Marca de uma forma de acção política que nada tem a ver com o Bom Governo que em anterior artigo glosei a propósito do fresco de Lorenzetti em Siena, e que infelizmente prevaleceu neste combate com a Pandemia. Nem da boa Oposição, um trunfo e uma conquista das sociedades democráticas posteriores à República de Siena.

As excepções que mencionei são o produto de uma cultura profissional e de serviço público que prevaleceu perante a incompetência subserviente à partidocracia dominante, indiferente à meritocracia e à exigência. Escaparam à regra avassaladora de controle do Estado e das suas Instituições, aos silêncios cúmplices de quem não quer ver e finge não perceber!

Três notas finais. A primeira remonta há anos, ao rescaldo da tragédia dos fogos do Verão. Discutiram-se as insuficiências do sistema de detecção e de comunicação SIRESP, de imediato atribuídas ao governo anterior. Quatro anos depois, o que foi feito? Está o sistema preparado para uma contingência eventual – que ninguém deseja! – como a que aconteceu há quatro anos? Substituído por um melhor e mais seguro? A segunda, sobre a questão da libertação das patentes das vacinas, um assunto sério que não se deve compadecer com demagogia. Vacinar a maior parte da população mundial é um objectivo indeclinável. Mas como ontem bem tentaram explicar Miguel Castanho, distinto Professor e Investigador na minha Faculdade, e Peter Villax, um grande empresário inteligente e informado, a cadeia de criação de conhecimento e da sua defesa é complexa e o sistema de patentes uma necessidade. Será que se pretende a nacionalização da indústria farmacêutica em nome do interesse colectivo? Já esqueceram que em décadas de colectivismo nada de novo daí veio para a Medicina? E não haverá outro modo de conseguir o mesmo objectivo louvável e indeclinável, preservando a inovação científica, pública e privada, que tão importante foi agora? Recordo um distinto cirurgião norte-americano que, a propósito de uma intervenção cirúrgica para cuja indicação mais rigorosa também procurei contribuir, escrevia com lucidez não deitem fora o bébé com a água do banho!

A terceira, em declarações públicas que ouvi, responsável ministerial sugeriu a denúncia como meio para informação do Estado, esquecendo o dever e a responsabilidade da Administração Pública de se informar e conhecer a realidade.
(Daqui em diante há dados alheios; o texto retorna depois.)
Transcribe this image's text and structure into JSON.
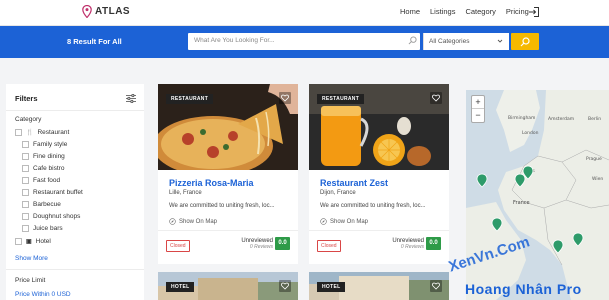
{
  "header": {
    "brand": "ATLAS",
    "nav": [
      "Home",
      "Listings",
      "Category",
      "Pricing"
    ]
  },
  "search_band": {
    "result_count": "8 Result For All",
    "search_placeholder": "What Are You Looking For...",
    "category_selected": "All Categories"
  },
  "filters": {
    "title": "Filters",
    "category_label": "Category",
    "items": [
      {
        "label": "Restaurant",
        "icon": "utensils-icon",
        "indent": false
      },
      {
        "label": "Family style",
        "indent": true
      },
      {
        "label": "Fine dining",
        "indent": true
      },
      {
        "label": "Cafe bistro",
        "indent": true
      },
      {
        "label": "Fast food",
        "indent": true
      },
      {
        "label": "Restaurant buffet",
        "indent": true
      },
      {
        "label": "Barbecue",
        "indent": true
      },
      {
        "label": "Doughnut shops",
        "indent": true
      },
      {
        "label": "Juice bars",
        "indent": true
      },
      {
        "label": "Hotel",
        "icon": "hotel-icon",
        "indent": false
      }
    ],
    "show_more": "Show More",
    "price_limit": "Price Limit",
    "price_within": "Price Within 0 USD"
  },
  "listings": [
    {
      "badge": "RESTAURANT",
      "title": "Pizzeria Rosa-Maria",
      "location": "Lille, France",
      "description": "We are committed to uniting fresh, loc...",
      "map_link": "Show On Map",
      "status": "Closed",
      "review_status": "Unreviewed",
      "review_count": "0 Reviews",
      "score": "0.0"
    },
    {
      "badge": "RESTAURANT",
      "title": "Restaurant Zest",
      "location": "Dijon, France",
      "description": "We are committed to uniting fresh, loc...",
      "map_link": "Show On Map",
      "status": "Closed",
      "review_status": "Unreviewed",
      "review_count": "0 Reviews",
      "score": "0.0"
    },
    {
      "badge": "HOTEL"
    },
    {
      "badge": "HOTEL"
    }
  ],
  "map": {
    "zoom_in": "+",
    "zoom_out": "−",
    "labels": [
      "Birmingham",
      "London",
      "Amsterdam",
      "Berlin",
      "Paris",
      "France",
      "Prague",
      "Wien"
    ]
  },
  "watermark": {
    "line1": "XenVn.Com",
    "line2": "Hoang Nhân Pro"
  },
  "colors": {
    "primary": "#1c62d6",
    "accent": "#f6b900",
    "score_green": "#2e9b48",
    "closed_red": "#d94646"
  }
}
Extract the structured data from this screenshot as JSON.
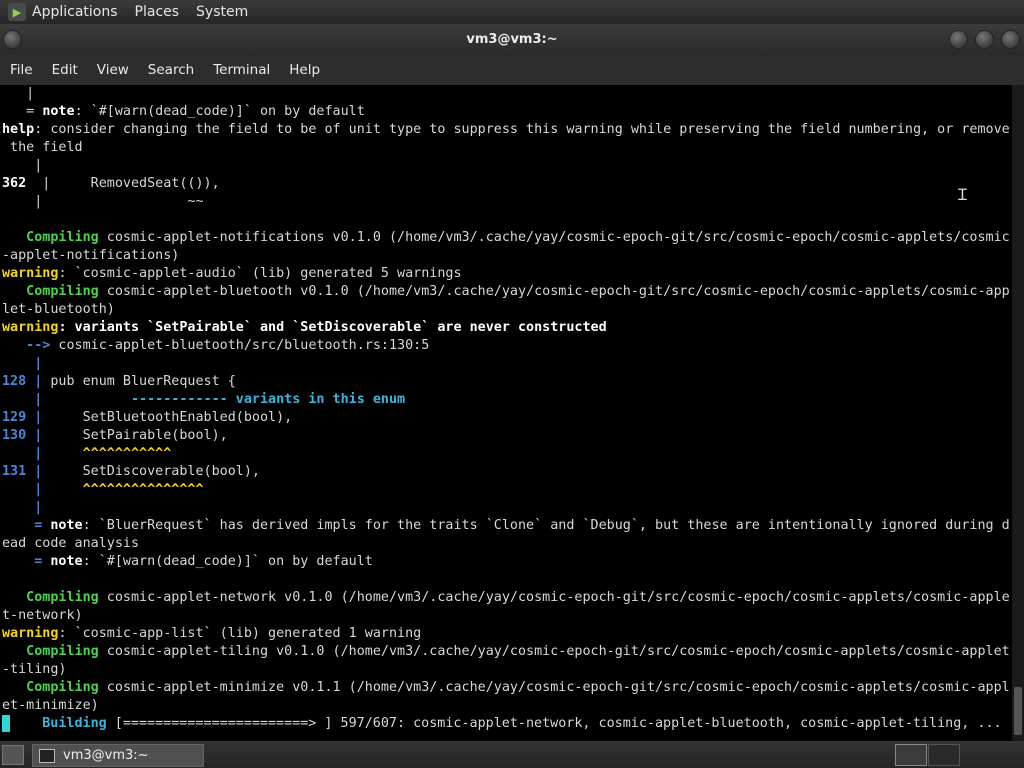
{
  "top_panel": {
    "items": [
      "Applications",
      "Places",
      "System"
    ]
  },
  "window": {
    "title": "vm3@vm3:~"
  },
  "menubar": {
    "items": [
      "File",
      "Edit",
      "View",
      "Search",
      "Terminal",
      "Help"
    ]
  },
  "terminal_lines": [
    [
      [
        "",
        "   |"
      ]
    ],
    [
      [
        "",
        "   = "
      ],
      [
        "b",
        "note"
      ],
      [
        "",
        ": `#[warn(dead_code)]` on by default"
      ]
    ],
    [
      [
        "b",
        "help"
      ],
      [
        "",
        ": consider changing the field to be of unit type to suppress this warning while preserving the field numbering, or remove"
      ]
    ],
    [
      [
        "",
        " the field"
      ]
    ],
    [
      [
        "",
        "    |"
      ]
    ],
    [
      [
        "b",
        "362"
      ],
      [
        "",
        ""
      ],
      [
        "",
        ""
      ],
      [
        "",
        ""
      ],
      [
        "",
        ""
      ],
      [
        "",
        ""
      ],
      [
        "",
        ""
      ],
      [
        "",
        ""
      ],
      [
        "",
        "  |     RemovedSeat(()),"
      ]
    ],
    [
      [
        "",
        "    |                  ~~"
      ]
    ],
    [
      [
        "",
        ""
      ]
    ],
    [
      [
        "g",
        "   Compiling"
      ],
      [
        "",
        " cosmic-applet-notifications v0.1.0 (/home/vm3/.cache/yay/cosmic-epoch-git/src/cosmic-epoch/cosmic-applets/cosmic"
      ]
    ],
    [
      [
        "",
        "-applet-notifications)"
      ]
    ],
    [
      [
        "y",
        "warning"
      ],
      [
        "",
        ": `cosmic-applet-audio` (lib) generated 5 warnings"
      ]
    ],
    [
      [
        "g",
        "   Compiling"
      ],
      [
        "",
        " cosmic-applet-bluetooth v0.1.0 (/home/vm3/.cache/yay/cosmic-epoch-git/src/cosmic-epoch/cosmic-applets/cosmic-app"
      ]
    ],
    [
      [
        "",
        "let-bluetooth)"
      ]
    ],
    [
      [
        "y",
        "warning"
      ],
      [
        "b",
        ": variants `SetPairable` and `SetDiscoverable` are never constructed"
      ]
    ],
    [
      [
        "ln",
        "   -->"
      ],
      [
        "",
        " cosmic-applet-bluetooth/src/bluetooth.rs:130:5"
      ]
    ],
    [
      [
        "ln",
        "    |"
      ]
    ],
    [
      [
        "ln",
        "128"
      ],
      [
        "ln",
        " |"
      ],
      [
        "",
        " pub enum BluerRequest {"
      ]
    ],
    [
      [
        "ln",
        "    |"
      ],
      [
        "",
        "           "
      ],
      [
        "cy",
        "------------ variants in this enum"
      ]
    ],
    [
      [
        "ln",
        "129"
      ],
      [
        "ln",
        " |"
      ],
      [
        "",
        "     SetBluetoothEnabled(bool),"
      ]
    ],
    [
      [
        "ln",
        "130"
      ],
      [
        "ln",
        " |"
      ],
      [
        "",
        "     SetPairable(bool),"
      ]
    ],
    [
      [
        "ln",
        "    |"
      ],
      [
        "",
        "     "
      ],
      [
        "y",
        "^^^^^^^^^^^"
      ]
    ],
    [
      [
        "ln",
        "131"
      ],
      [
        "ln",
        " |"
      ],
      [
        "",
        "     SetDiscoverable(bool),"
      ]
    ],
    [
      [
        "ln",
        "    |"
      ],
      [
        "",
        "     "
      ],
      [
        "y",
        "^^^^^^^^^^^^^^^"
      ]
    ],
    [
      [
        "ln",
        "    |"
      ]
    ],
    [
      [
        "ln",
        "    ="
      ],
      [
        "b",
        " note"
      ],
      [
        "",
        ": `BluerRequest` has derived impls for the traits `Clone` and `Debug`, but these are intentionally ignored during d"
      ]
    ],
    [
      [
        "",
        "ead code analysis"
      ]
    ],
    [
      [
        "ln",
        "    ="
      ],
      [
        "b",
        " note"
      ],
      [
        "",
        ": `#[warn(dead_code)]` on by default"
      ]
    ],
    [
      [
        "",
        ""
      ]
    ],
    [
      [
        "g",
        "   Compiling"
      ],
      [
        "",
        " cosmic-applet-network v0.1.0 (/home/vm3/.cache/yay/cosmic-epoch-git/src/cosmic-epoch/cosmic-applets/cosmic-apple"
      ]
    ],
    [
      [
        "",
        "t-network)"
      ]
    ],
    [
      [
        "y",
        "warning"
      ],
      [
        "",
        ": `cosmic-app-list` (lib) generated 1 warning"
      ]
    ],
    [
      [
        "g",
        "   Compiling"
      ],
      [
        "",
        " cosmic-applet-tiling v0.1.0 (/home/vm3/.cache/yay/cosmic-epoch-git/src/cosmic-epoch/cosmic-applets/cosmic-applet"
      ]
    ],
    [
      [
        "",
        "-tiling)"
      ]
    ],
    [
      [
        "g",
        "   Compiling"
      ],
      [
        "",
        " cosmic-applet-minimize v0.1.1 (/home/vm3/.cache/yay/cosmic-epoch-git/src/cosmic-epoch/cosmic-applets/cosmic-appl"
      ]
    ],
    [
      [
        "",
        "et-minimize)"
      ]
    ],
    [
      [
        "cursor",
        ""
      ],
      [
        "cy",
        "    Building"
      ],
      [
        "",
        " [=======================> ] 597/607: cosmic-applet-network, cosmic-applet-bluetooth, cosmic-applet-tiling, ..."
      ]
    ]
  ],
  "taskbar": {
    "task_label": "vm3@vm3:~"
  }
}
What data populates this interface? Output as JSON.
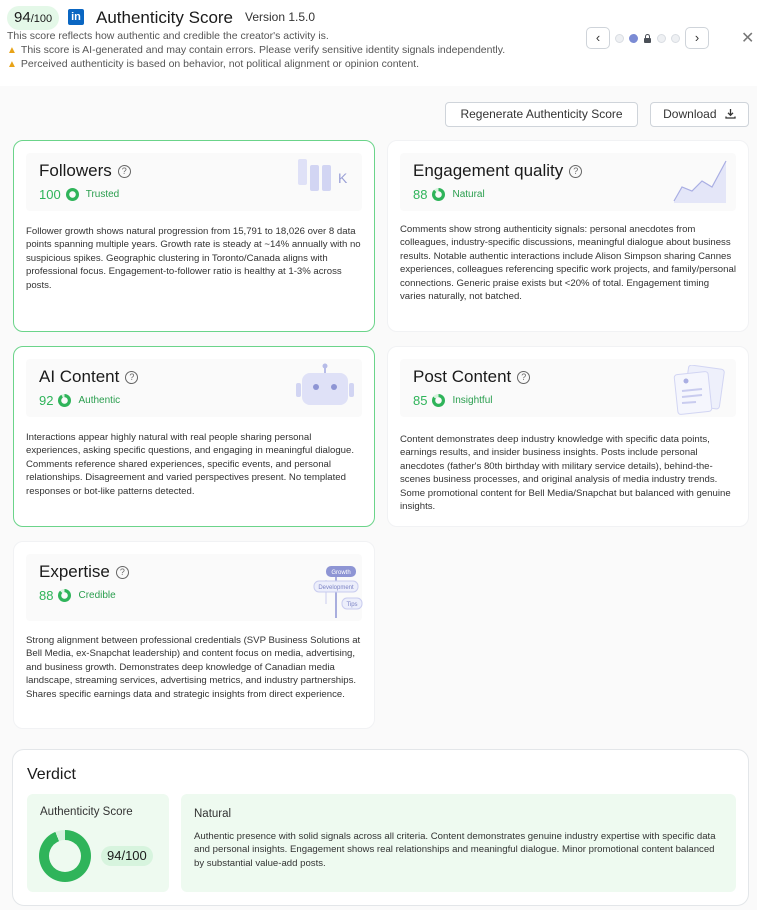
{
  "header": {
    "score_big": "94",
    "score_small": "/100",
    "logo_text": "in",
    "title": "Authenticity Score",
    "version": "Version 1.5.0",
    "subtitle": "This score reflects how authentic and credible the creator's activity is.",
    "warnings": [
      "This score is AI-generated and may contain errors. Please verify sensitive identity signals independently.",
      "Perceived authenticity is based on behavior, not political alignment or opinion content."
    ],
    "warn_icon": "warning-triangle-icon",
    "prev_glyph": "‹",
    "next_glyph": "›",
    "close_glyph": "✕"
  },
  "toolbar": {
    "regenerate_label": "Regenerate Authenticity Score",
    "download_label": "Download",
    "download_icon": "download-icon"
  },
  "cards": {
    "followers": {
      "title": "Followers",
      "score": "100",
      "label": "Trusted",
      "fill": 1.0,
      "illus_text": "K",
      "body": "Follower growth shows natural progression from 15,791 to 18,026 over 8 data points spanning multiple years. Growth rate is steady at ~14% annually with no suspicious spikes. Geographic clustering in Toronto/Canada aligns with professional focus. Engagement-to-follower ratio is healthy at 1-3% across posts."
    },
    "engagement": {
      "title": "Engagement quality",
      "score": "88",
      "label": "Natural",
      "fill": 0.88,
      "body": "Comments show strong authenticity signals: personal anecdotes from colleagues, industry-specific discussions, meaningful dialogue about business results. Notable authentic interactions include Alison Simpson sharing Cannes experiences, colleagues referencing specific work projects, and family/personal connections. Generic praise exists but <20% of total. Engagement timing varies naturally, not batched."
    },
    "ai_content": {
      "title": "AI Content",
      "score": "92",
      "label": "Authentic",
      "fill": 0.92,
      "body": "Interactions appear highly natural with real people sharing personal experiences, asking specific questions, and engaging in meaningful dialogue. Comments reference shared experiences, specific events, and personal relationships. Disagreement and varied perspectives present. No templated responses or bot-like patterns detected."
    },
    "post_content": {
      "title": "Post Content",
      "score": "85",
      "label": "Insightful",
      "fill": 0.85,
      "body": "Content demonstrates deep industry knowledge with specific data points, earnings results, and insider business insights. Posts include personal anecdotes (father's 80th birthday with military service details), behind-the-scenes business processes, and original analysis of media industry trends. Some promotional content for Bell Media/Snapchat but balanced with genuine insights."
    },
    "expertise": {
      "title": "Expertise",
      "score": "88",
      "label": "Credible",
      "fill": 0.88,
      "illus_tags": [
        "Growth",
        "Development",
        "Tips"
      ],
      "body": "Strong alignment between professional credentials (SVP Business Solutions at Bell Media, ex-Snapchat leadership) and content focus on media, advertising, and business growth. Demonstrates deep knowledge of Canadian media landscape, streaming services, advertising metrics, and industry partnerships. Shares specific earnings data and strategic insights from direct experience."
    }
  },
  "verdict": {
    "title": "Verdict",
    "score_label": "Authenticity Score",
    "score_value": "94/100",
    "fill": 0.94,
    "category": "Natural",
    "text": "Authentic presence with solid signals across all criteria. Content demonstrates genuine industry expertise with specific data and personal insights. Engagement shows real relationships and meaningful dialogue. Minor promotional content balanced by substantial value-add posts."
  },
  "colors": {
    "accent_green": "#2fb45a",
    "ring_track": "#d6f2dd",
    "linkedin_blue": "#0a66c2",
    "illus_purple": "#c9ccef"
  }
}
A denúncia anónima, la bocca de la veritá que na República de Veneza servia ao doge para informação e também para perseguição política aos adversários. Uma arma para o tempo português no século XXI?

Valha-nos a imprensa livre, ainda não domesticada, essa é a nossa esperança como cidadãos livres, empenhados, a bocca de la veritá, porque não é anónima, é verificável e accountable.